Tindak Pidana Korupsi yang menimbulkan kerugian keuangan negara dalam UU nomor 31 tahun 1999 sebagaimana telah diubah dengan UU nomor 20 tahun 2001 diatur dalam Pasal 2 dan Pasal 3, dan terhadap pelanggaran ketentuan tersebut oleh Pasal 18 UU tersebut terpidana dapat dikenakan pembayaran pidana uang pengganti. Masalahnya adalah pembayaran pidana uang pengganti oleh terpidana sering tidak terlaksana. Ada pandangan keliru seolah-olah dengan dilaksanakan pidana tambahan oleh terpidana dengan sendirinya pembayaran pidana uang pengganti oleh terpidana menjadi hapus. Paradigma ini adalah keliru, karena pidana uang pengganti akan tetap menjadi hutang terpidana kepada negara sepanjang belum ada pembayaran.

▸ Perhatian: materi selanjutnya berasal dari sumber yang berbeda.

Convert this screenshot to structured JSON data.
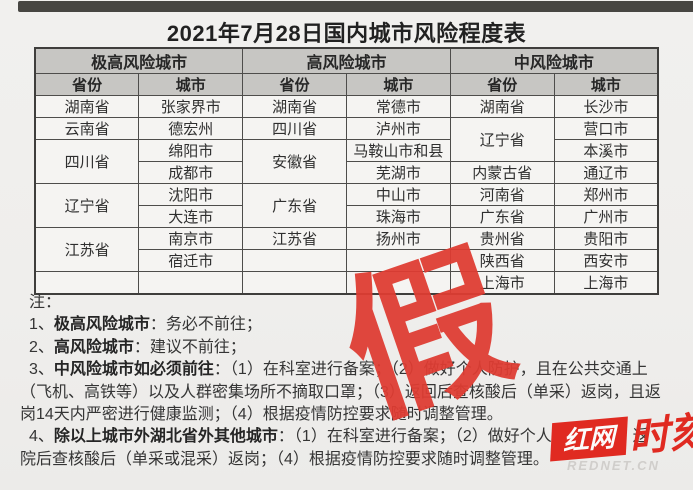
{
  "title": "2021年7月28日国内城市风险程度表",
  "table": {
    "group_headers": [
      "极高风险城市",
      "高风险城市",
      "中风险城市"
    ],
    "col_headers": [
      "省份",
      "城市",
      "省份",
      "城市",
      "省份",
      "城市"
    ],
    "rows": [
      [
        {
          "t": "湖南省"
        },
        {
          "t": "张家界市"
        },
        {
          "t": "湖南省"
        },
        {
          "t": "常德市"
        },
        {
          "t": "湖南省"
        },
        {
          "t": "长沙市"
        }
      ],
      [
        {
          "t": "云南省"
        },
        {
          "t": "德宏州"
        },
        {
          "t": "四川省"
        },
        {
          "t": "泸州市"
        },
        {
          "t": "辽宁省",
          "rs": 2
        },
        {
          "t": "营口市"
        }
      ],
      [
        {
          "t": "四川省",
          "rs": 2
        },
        {
          "t": "绵阳市"
        },
        {
          "t": "安徽省",
          "rs": 2
        },
        {
          "t": "马鞍山市和县"
        },
        {
          "t": "本溪市"
        }
      ],
      [
        {
          "t": "成都市"
        },
        {
          "t": "芜湖市"
        },
        {
          "t": "内蒙古省"
        },
        {
          "t": "通辽市"
        }
      ],
      [
        {
          "t": "辽宁省",
          "rs": 2
        },
        {
          "t": "沈阳市"
        },
        {
          "t": "广东省",
          "rs": 2
        },
        {
          "t": "中山市"
        },
        {
          "t": "河南省"
        },
        {
          "t": "郑州市"
        }
      ],
      [
        {
          "t": "大连市"
        },
        {
          "t": "珠海市"
        },
        {
          "t": "广东省"
        },
        {
          "t": "广州市"
        }
      ],
      [
        {
          "t": "江苏省",
          "rs": 2
        },
        {
          "t": "南京市"
        },
        {
          "t": "江苏省"
        },
        {
          "t": "扬州市"
        },
        {
          "t": "贵州省"
        },
        {
          "t": "贵阳市"
        }
      ],
      [
        {
          "t": "宿迁市"
        },
        {
          "t": ""
        },
        {
          "t": ""
        },
        {
          "t": "陕西省"
        },
        {
          "t": "西安市"
        }
      ],
      [
        {
          "t": ""
        },
        {
          "t": ""
        },
        {
          "t": ""
        },
        {
          "t": ""
        },
        {
          "t": "上海市"
        },
        {
          "t": "上海市"
        }
      ]
    ]
  },
  "notes": {
    "lines": [
      {
        "ind": 1,
        "segs": [
          {
            "t": "注："
          }
        ]
      },
      {
        "ind": 1,
        "segs": [
          {
            "t": "1、"
          },
          {
            "t": "极高风险城市",
            "b": 1
          },
          {
            "t": "：务必不前往；"
          }
        ]
      },
      {
        "ind": 1,
        "segs": [
          {
            "t": "2、"
          },
          {
            "t": "高风险城市",
            "b": 1
          },
          {
            "t": "：建议不前往；"
          }
        ]
      },
      {
        "ind": 1,
        "segs": [
          {
            "t": "3、"
          },
          {
            "t": "中风险城市如必须前往",
            "b": 1
          },
          {
            "t": "：（1）在科室进行备案"
          },
          {
            "t": "；（2）做好个人防护",
            "occ": 1
          },
          {
            "t": "，且在公共交通上"
          }
        ]
      },
      {
        "ind": 0,
        "segs": [
          {
            "t": "（飞机、高铁等）以及人群密集场所不摘取口罩；（"
          },
          {
            "t": "3）返回后查",
            "occ": 1
          },
          {
            "t": "核酸后（单采）返岗，且返"
          }
        ]
      },
      {
        "ind": 0,
        "segs": [
          {
            "t": "岗14天内严密进行健康监测；（4）根据疫情防控要"
          },
          {
            "t": "求随",
            "occ": 1
          },
          {
            "t": "时调整管理。"
          }
        ]
      },
      {
        "ind": 1,
        "segs": [
          {
            "t": "4、"
          },
          {
            "t": "除以上城市外湖北省外其他城市",
            "b": 1
          },
          {
            "t": "：（1）在科室进行备案；（2）做好"
          },
          {
            "t": "个人防护；（3）返",
            "occ": 1
          }
        ]
      },
      {
        "ind": 0,
        "segs": [
          {
            "t": "院后查核酸后（单采或混采）返岗；（4）根据疫情防控要求随时调整管理。"
          }
        ]
      }
    ]
  },
  "watermark": {
    "text": "假",
    "color": "#e23a30"
  },
  "logo": {
    "box_text": "红网",
    "side_text": "时刻",
    "url": "REDNET.CN",
    "red": "#e3271e"
  },
  "colors": {
    "header_bg": "#c9c8c5",
    "border": "#4c4b49",
    "page_bg": "#f2f1ef",
    "stamp_red": "#e23a30"
  }
}
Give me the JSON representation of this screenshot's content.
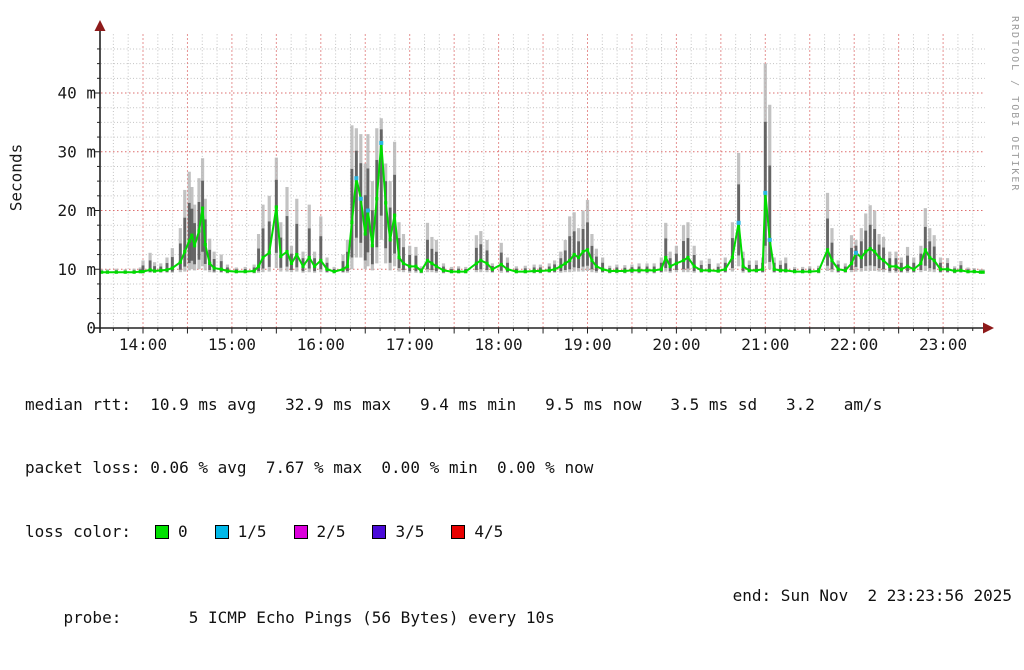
{
  "watermark": "RRDTOOL / TOBI OETIKER",
  "chart_data": {
    "type": "line",
    "subtype": "smokeping-latency",
    "title": "",
    "xlabel": "",
    "ylabel": "Seconds",
    "ylim": [
      0,
      48
    ],
    "x_domain_hours": [
      13.52,
      23.45
    ],
    "grid": {
      "on": true,
      "x_major_every_min": 30,
      "x_minor_every_min": 10,
      "y_major_every_ms": 10,
      "y_minor_every_ms": 2.5
    },
    "legend_position": "none",
    "y_ticks": [
      {
        "v": 0,
        "label": "0"
      },
      {
        "v": 10,
        "label": "10 m"
      },
      {
        "v": 20,
        "label": "20 m"
      },
      {
        "v": 30,
        "label": "30 m"
      },
      {
        "v": 40,
        "label": "40 m"
      }
    ],
    "x_ticks": [
      {
        "h": 14,
        "label": "14:00"
      },
      {
        "h": 15,
        "label": "15:00"
      },
      {
        "h": 16,
        "label": "16:00"
      },
      {
        "h": 17,
        "label": "17:00"
      },
      {
        "h": 18,
        "label": "18:00"
      },
      {
        "h": 19,
        "label": "19:00"
      },
      {
        "h": 20,
        "label": "20:00"
      },
      {
        "h": 21,
        "label": "21:00"
      },
      {
        "h": 22,
        "label": "22:00"
      },
      {
        "h": 23,
        "label": "23:00"
      }
    ],
    "colors": {
      "median": "#00DB00",
      "smoke_outer": "#B7B7B7",
      "smoke_inner": "#4E4E4E",
      "loss_1_5": "#29B4E0",
      "grid_major": "#DD6F6F",
      "grid_minor": "#C2C2C2",
      "axis": "#222222",
      "arrow": "#8E1A1A"
    },
    "series": [
      {
        "name": "median rtt (ms)",
        "role": "line+dots",
        "color": "#00DB00"
      },
      {
        "name": "smoke min-max (ms)",
        "role": "band",
        "color": "#B7B7B7"
      }
    ],
    "points_format": [
      "hour_decimal",
      "median_ms",
      "smoke_low_ms",
      "smoke_high_ms",
      "loss_fifths"
    ],
    "points": [
      [
        13.52,
        9.5,
        9.3,
        10.0,
        0
      ],
      [
        13.6,
        9.5,
        9.3,
        10.0,
        0
      ],
      [
        13.7,
        9.5,
        9.3,
        10.1,
        0
      ],
      [
        13.8,
        9.5,
        9.3,
        10.0,
        0
      ],
      [
        13.9,
        9.5,
        9.3,
        10.1,
        0
      ],
      [
        13.97,
        9.6,
        9.3,
        10.3,
        0
      ],
      [
        14.0,
        9.6,
        9.3,
        11.5,
        0
      ],
      [
        14.08,
        9.9,
        9.4,
        12.8,
        0
      ],
      [
        14.13,
        9.7,
        9.4,
        11.2,
        0
      ],
      [
        14.2,
        9.8,
        9.4,
        11.0,
        0
      ],
      [
        14.27,
        9.9,
        9.4,
        12.0,
        0
      ],
      [
        14.33,
        10.2,
        9.4,
        13.6,
        0
      ],
      [
        14.42,
        11.2,
        9.5,
        17.0,
        0
      ],
      [
        14.47,
        13.0,
        9.6,
        23.5,
        0
      ],
      [
        14.52,
        14.8,
        9.8,
        26.6,
        0
      ],
      [
        14.55,
        15.8,
        10.0,
        24.0,
        0
      ],
      [
        14.58,
        14.0,
        9.8,
        21.0,
        0
      ],
      [
        14.63,
        16.5,
        10.0,
        25.5,
        0
      ],
      [
        14.67,
        20.4,
        10.5,
        28.9,
        0
      ],
      [
        14.7,
        14.2,
        9.8,
        22.0,
        0
      ],
      [
        14.75,
        11.0,
        9.5,
        15.2,
        0
      ],
      [
        14.8,
        10.2,
        9.4,
        13.0,
        0
      ],
      [
        14.88,
        10.0,
        9.4,
        12.5,
        0
      ],
      [
        14.95,
        9.7,
        9.3,
        10.8,
        0
      ],
      [
        15.05,
        9.6,
        9.3,
        10.3,
        0
      ],
      [
        15.15,
        9.6,
        9.3,
        10.4,
        0
      ],
      [
        15.25,
        9.7,
        9.3,
        10.8,
        0
      ],
      [
        15.3,
        10.5,
        9.4,
        16.0,
        0
      ],
      [
        15.35,
        12.0,
        9.5,
        21.0,
        0
      ],
      [
        15.42,
        12.8,
        9.6,
        22.5,
        0
      ],
      [
        15.5,
        20.6,
        10.2,
        29.0,
        0
      ],
      [
        15.55,
        12.2,
        9.6,
        18.0,
        0
      ],
      [
        15.62,
        13.0,
        9.6,
        24.0,
        0
      ],
      [
        15.67,
        11.0,
        9.5,
        14.0,
        0
      ],
      [
        15.73,
        12.5,
        9.6,
        22.0,
        0
      ],
      [
        15.8,
        10.5,
        9.4,
        13.0,
        0
      ],
      [
        15.87,
        12.0,
        9.5,
        21.0,
        0
      ],
      [
        15.93,
        10.5,
        9.4,
        13.0,
        0
      ],
      [
        16.0,
        11.5,
        9.5,
        19.0,
        0
      ],
      [
        16.07,
        10.0,
        9.4,
        12.0,
        0
      ],
      [
        16.15,
        9.6,
        9.3,
        10.4,
        0
      ],
      [
        16.25,
        10.0,
        9.4,
        12.5,
        0
      ],
      [
        16.3,
        10.5,
        9.4,
        15.0,
        0
      ],
      [
        16.35,
        18.0,
        10.0,
        34.5,
        0
      ],
      [
        16.4,
        25.5,
        12.0,
        34.0,
        1
      ],
      [
        16.45,
        22.0,
        12.0,
        33.0,
        1
      ],
      [
        16.5,
        16.0,
        10.0,
        28.0,
        0
      ],
      [
        16.53,
        20.0,
        10.5,
        33.0,
        1
      ],
      [
        16.58,
        14.0,
        9.8,
        25.0,
        0
      ],
      [
        16.63,
        22.0,
        11.0,
        34.0,
        0
      ],
      [
        16.68,
        31.5,
        15.0,
        35.7,
        1
      ],
      [
        16.73,
        21.3,
        11.0,
        28.0,
        0
      ],
      [
        16.78,
        15.0,
        9.8,
        25.0,
        0
      ],
      [
        16.83,
        19.2,
        10.5,
        31.7,
        0
      ],
      [
        16.88,
        12.0,
        9.6,
        18.0,
        0
      ],
      [
        16.93,
        11.0,
        9.5,
        16.0,
        0
      ],
      [
        17.0,
        10.5,
        9.4,
        14.0,
        0
      ],
      [
        17.07,
        10.5,
        9.4,
        13.8,
        0
      ],
      [
        17.13,
        9.7,
        9.3,
        10.5,
        0
      ],
      [
        17.2,
        11.5,
        9.5,
        17.9,
        0
      ],
      [
        17.25,
        11.0,
        9.5,
        15.5,
        0
      ],
      [
        17.3,
        10.5,
        9.4,
        15.0,
        0
      ],
      [
        17.38,
        9.8,
        9.3,
        11.0,
        0
      ],
      [
        17.47,
        9.6,
        9.3,
        10.4,
        0
      ],
      [
        17.55,
        9.6,
        9.3,
        10.5,
        0
      ],
      [
        17.63,
        9.6,
        9.3,
        10.4,
        0
      ],
      [
        17.75,
        11.0,
        9.5,
        15.8,
        0
      ],
      [
        17.8,
        11.5,
        9.5,
        16.5,
        0
      ],
      [
        17.87,
        11.0,
        9.5,
        15.0,
        0
      ],
      [
        17.93,
        10.0,
        9.4,
        11.0,
        0
      ],
      [
        18.03,
        10.8,
        9.4,
        14.5,
        0
      ],
      [
        18.1,
        10.0,
        9.4,
        12.0,
        0
      ],
      [
        18.2,
        9.6,
        9.3,
        10.5,
        0
      ],
      [
        18.3,
        9.6,
        9.3,
        10.6,
        0
      ],
      [
        18.4,
        9.7,
        9.3,
        10.8,
        0
      ],
      [
        18.47,
        9.7,
        9.3,
        10.8,
        0
      ],
      [
        18.57,
        9.8,
        9.4,
        11.0,
        0
      ],
      [
        18.63,
        10.0,
        9.4,
        11.5,
        0
      ],
      [
        18.7,
        10.5,
        9.4,
        13.0,
        0
      ],
      [
        18.75,
        11.0,
        9.5,
        15.0,
        0
      ],
      [
        18.8,
        11.5,
        9.5,
        19.0,
        0
      ],
      [
        18.85,
        12.5,
        9.6,
        19.7,
        0
      ],
      [
        18.9,
        12.0,
        9.6,
        17.0,
        0
      ],
      [
        18.95,
        13.0,
        9.6,
        20.0,
        0
      ],
      [
        19.0,
        13.3,
        9.7,
        21.8,
        0
      ],
      [
        19.05,
        11.5,
        9.5,
        16.0,
        0
      ],
      [
        19.1,
        10.5,
        9.4,
        13.5,
        0
      ],
      [
        19.17,
        10.0,
        9.4,
        12.0,
        0
      ],
      [
        19.25,
        9.7,
        9.3,
        10.6,
        0
      ],
      [
        19.33,
        9.7,
        9.3,
        10.8,
        0
      ],
      [
        19.42,
        9.7,
        9.3,
        10.7,
        0
      ],
      [
        19.5,
        9.8,
        9.3,
        10.8,
        0
      ],
      [
        19.58,
        9.8,
        9.3,
        11.0,
        0
      ],
      [
        19.67,
        9.8,
        9.3,
        11.0,
        0
      ],
      [
        19.75,
        9.8,
        9.3,
        11.0,
        0
      ],
      [
        19.83,
        10.0,
        9.4,
        12.0,
        0
      ],
      [
        19.88,
        12.0,
        9.6,
        17.9,
        0
      ],
      [
        19.93,
        10.5,
        9.4,
        13.0,
        0
      ],
      [
        20.0,
        11.0,
        9.5,
        14.0,
        0
      ],
      [
        20.08,
        11.5,
        9.5,
        17.5,
        0
      ],
      [
        20.13,
        12.0,
        9.5,
        18.0,
        0
      ],
      [
        20.2,
        10.5,
        9.4,
        14.0,
        0
      ],
      [
        20.28,
        9.8,
        9.4,
        11.5,
        0
      ],
      [
        20.37,
        9.8,
        9.4,
        11.8,
        0
      ],
      [
        20.47,
        9.7,
        9.4,
        11.0,
        0
      ],
      [
        20.55,
        10.0,
        9.4,
        12.0,
        0
      ],
      [
        20.63,
        12.0,
        9.6,
        18.0,
        0
      ],
      [
        20.7,
        17.9,
        10.5,
        29.8,
        1
      ],
      [
        20.75,
        10.5,
        9.4,
        13.0,
        0
      ],
      [
        20.82,
        9.8,
        9.4,
        11.5,
        0
      ],
      [
        20.9,
        9.8,
        9.4,
        11.5,
        0
      ],
      [
        20.97,
        10.0,
        9.4,
        12.0,
        0
      ],
      [
        21.0,
        23.0,
        11.0,
        45.0,
        1
      ],
      [
        21.05,
        15.0,
        10.0,
        38.0,
        1
      ],
      [
        21.1,
        10.0,
        9.4,
        12.0,
        0
      ],
      [
        21.17,
        9.8,
        9.4,
        11.5,
        0
      ],
      [
        21.23,
        9.8,
        9.4,
        12.0,
        0
      ],
      [
        21.33,
        9.6,
        9.3,
        10.4,
        0
      ],
      [
        21.42,
        9.6,
        9.3,
        10.4,
        0
      ],
      [
        21.5,
        9.6,
        9.3,
        10.5,
        0
      ],
      [
        21.6,
        9.7,
        9.3,
        10.6,
        0
      ],
      [
        21.7,
        13.3,
        9.7,
        23.0,
        0
      ],
      [
        21.75,
        11.5,
        9.5,
        17.0,
        0
      ],
      [
        21.82,
        10.0,
        9.4,
        11.5,
        0
      ],
      [
        21.9,
        9.8,
        9.4,
        11.0,
        0
      ],
      [
        21.97,
        11.0,
        9.5,
        15.8,
        0
      ],
      [
        22.02,
        12.8,
        9.6,
        15.0,
        1
      ],
      [
        22.08,
        12.0,
        9.6,
        17.0,
        0
      ],
      [
        22.13,
        13.0,
        9.7,
        19.5,
        0
      ],
      [
        22.18,
        13.5,
        9.7,
        20.9,
        0
      ],
      [
        22.23,
        13.0,
        9.7,
        20.0,
        0
      ],
      [
        22.28,
        12.0,
        9.6,
        16.0,
        0
      ],
      [
        22.33,
        11.5,
        9.5,
        15.5,
        0
      ],
      [
        22.4,
        10.5,
        9.4,
        13.0,
        0
      ],
      [
        22.47,
        10.5,
        9.4,
        13.0,
        0
      ],
      [
        22.53,
        10.0,
        9.4,
        12.0,
        0
      ],
      [
        22.6,
        10.5,
        9.4,
        13.8,
        0
      ],
      [
        22.67,
        10.0,
        9.4,
        12.0,
        0
      ],
      [
        22.75,
        11.0,
        9.5,
        14.0,
        0
      ],
      [
        22.8,
        13.3,
        9.7,
        20.4,
        0
      ],
      [
        22.85,
        12.0,
        9.6,
        17.0,
        0
      ],
      [
        22.9,
        11.5,
        9.5,
        15.8,
        0
      ],
      [
        22.97,
        10.0,
        9.4,
        12.0,
        0
      ],
      [
        23.05,
        10.0,
        9.4,
        11.9,
        0
      ],
      [
        23.13,
        9.7,
        9.3,
        10.5,
        0
      ],
      [
        23.2,
        9.8,
        9.4,
        11.4,
        0
      ],
      [
        23.28,
        9.6,
        9.3,
        10.3,
        0
      ],
      [
        23.35,
        9.6,
        9.3,
        10.2,
        0
      ],
      [
        23.42,
        9.5,
        9.3,
        10.0,
        0
      ],
      [
        23.45,
        9.5,
        9.3,
        10.0,
        0
      ]
    ]
  },
  "stats": {
    "median_line": "median rtt:  10.9 ms avg   32.9 ms max   9.4 ms min   9.5 ms now   3.5 ms sd   3.2   am/s",
    "loss_line": "packet loss: 0.06 % avg  7.67 % max  0.00 % min  0.00 % now",
    "loss_color_label": "loss color:",
    "loss_items": [
      {
        "label": "0",
        "color": "#00E000"
      },
      {
        "label": "1/5",
        "color": "#00B8E8"
      },
      {
        "label": "2/5",
        "color": "#DC00DC"
      },
      {
        "label": "3/5",
        "color": "#4A0BD8"
      },
      {
        "label": "4/5",
        "color": "#E80000"
      }
    ],
    "probe_line": "probe:       5 ICMP Echo Pings (56 Bytes) every 10s",
    "end_text": "end: Sun Nov  2 23:23:56 2025"
  }
}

Oleh karena itu Penuntut Umum selaku eksekutor putusan wajib mengejar kekayaan terpidana guna pelaksanaan pidana uang pengganti tersebut.
Mengapa sulit terlaksana pembayaran pidana uang pengganti oleh terpidana, dan
mengapa pula Penuntut Umum kerapkali gagal melakukan pembayaran pidana uang
pengganti (asset recovery), buku ini mencoba membahasnya. Penulis mulai
melihat dari sudut pandang faktor-faktor apa saja yang menghambat sulit
terlaksananya pembayaran pidana uang pengganti, disamping itu mencoba
melakukan suatu terobosan baru terhadap hukum, yaitu memasukan konsep hukum
perdata kedalam ranah hukum pidana.
Konsep
yang ditawarkan dalam buku ini adalah konsep sita jaminan (conservatoir beslag). Penerapan
konsep sita jaminan dapat dilakukan sejak penyidikan. Tujuannya tidak
lain supaya penjatuhan pidana uang pengganti tidak menjadi sia-sia, karena
kerap kali terpidana tidak mau membayar, harta yang dijadikan sita jaminan
langsung dapat segera dieksekusi untuk menutupi kerugian Negara yang
ditimbulkan oleh perbuatan terdakwa tersebut. Melalui penerapan konsep sita
jaminan tersebut diharapkan tunggakan pidana uang pengganti yang tidak
dibayarkan oleh terpidana setidaknya dapat dieleminir.
Penelitian penulis terhadap kendala-kendala yang dihadapai dalam implementasi
pidana uang pengganti dalam praktek coba dibahas, penulis akan melihat dari
aspek yang mempengaruhi pelaksanaan pidana uang penggati, baik dari aspek
substansi (undang-undang), aspek aparatur penegak hukum maupun aspek kesadaran
hukum masyarakat (terpidana).
Akan dibahas pula aspek pelaksanaan sita jaminan yang dikenal dalam konsep hukum perdata kedalam hukum pidana. Langkah-langkah apa yang perlu dan bagaimana pelaksanaanya dengan cara memadu konsep sita yang dikenal dalam hukum acara pidana dan konsep sita yang dikenal dalam hukum acara perdata.